3rd Sunday Lent C - Homily 3

Homily 3 - 2013

Unless you repent, you will all likewise perish.  Unless we repent, we will all likewise perish. Bringing it even nearer to home: Unless I repent, I shall likewise perish.  Do I believe that? Or is Jesus talking to others? Can I get to a stage where I no longer need to repent? where I have changed enough? or where, although I can still improve, I have done enough, at least to avoid perishing?

From what I know of the Gospels, what concerns me is that the ones who thought they were going well were precisely the ones that Jesus thought weren't.  The Pharisees, for example, tried really hard to be good – harder than most others.  By and large, they had got their act together – certainly they thought they had.  They honestly could not see their sin.  What makes me think I am different?

I have been a priest for fifty-five years.  It is sort of "in my bones", and I am glad to be.  Yet, at the same time, belonging to that clerical sub-culture has a deep effect on me and on the way I see things and on what I take for granted.

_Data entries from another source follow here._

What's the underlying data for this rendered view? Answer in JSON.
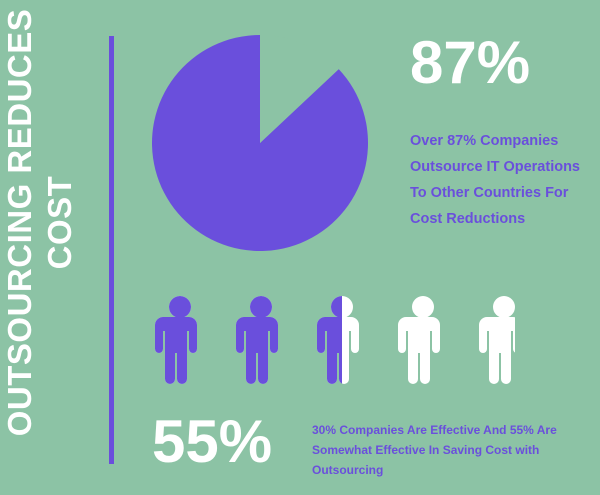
{
  "title": {
    "line1": "OUTSOURCING REDUCES",
    "line2": "COST"
  },
  "colors": {
    "background": "#8cc3a5",
    "accent": "#6a4fdc",
    "white": "#ffffff"
  },
  "top_stat": {
    "value": "87%",
    "description": "Over 87% Companies Outsource IT Operations To Other Countries For Cost Reductions"
  },
  "bottom_stat": {
    "value": "55%",
    "description": "30% Companies Are Effective And 55% Are Somewhat Effective In Saving Cost with Outsourcing"
  },
  "chart_data": [
    {
      "type": "pie",
      "title": "",
      "slices": [
        {
          "value": 87,
          "color": "#6a4fdc"
        },
        {
          "value": 13,
          "color": "#8cc3a5"
        }
      ]
    },
    {
      "type": "pictogram",
      "icon": "person-icon",
      "total": 5,
      "filled_fractions": [
        1,
        1,
        0.5,
        0,
        0
      ],
      "filled_color": "#6a4fdc",
      "empty_color": "#ffffff"
    }
  ]
}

When the clerical abuse exposure first broke, some time in the late 80s or early 90s, my instinctive concern was not the victims.  Instinctively, I felt defensive of the Church.  I still react a bit that way in light of some of the generalisations made by the media.  But my desire to fine-tune the details can be a distraction from the appalling harm done to the victims – a concern that has not yet become so instinctive.  I am fortunate to live in a presbytery where the parish priest has had for a very long time a highly sensitive concern for people, and particularly for victims of abuse.  I have learnt so much from him.

What else does the clerical sub-culture blind me to? I am lucky also to live in a parish where the pastoral associate has no problem calling me to order, at times, for the way I can speak about, or ignore, women.  We priests as a whole do not call each other to accountability.  And Canon Law gives parish priests a fair degree of independence - that is not always healthy.

Where does that leave you? Might you have blind-spots of which you are blithely unaware? Just belonging to Australian society can blind us and de-sensitise us to certain values.  We take a lot for granted.  We don't lose too much sleep now about abortion.  We can be insensitive to the complex issues and deeper motivations associated with aboriginal reconciliation or treatment of asylum seekers.  We have our scapegoats – who relieve us of the need to examine critically our own conduct.  And the list goes on.

Jesus warns us that without conversion, we perish.  That does not mean that God's patience can eventually run out.  God cannot stop loving unconditionally.  But eternal salvation involves a two-way relationship, and needs our response of love.  Without our love, there is no relationship.  The same goes for peace and fulfillment this side of the grave.  Until we deliberately opt to follow Jesus' way of non-selective, determined and non-violent love, our world will remain as it has always been; and the Kingdom of God will continue to elude us.

We began our celebration this morning by quietly calling on Christ for mercy.  We have listened to his word, seeking to understand it and its implications.  In a few moments we shall remember his death.  We accept our own complicity in that death.  But his death has touched us.  We have chosen to be here.  We could be somewhere else, if we had chosen differently.  We come trusting in resurrection, seeking new life, wanting to see and wanting to change.  We insist on proclaiming his death until he comes in glory.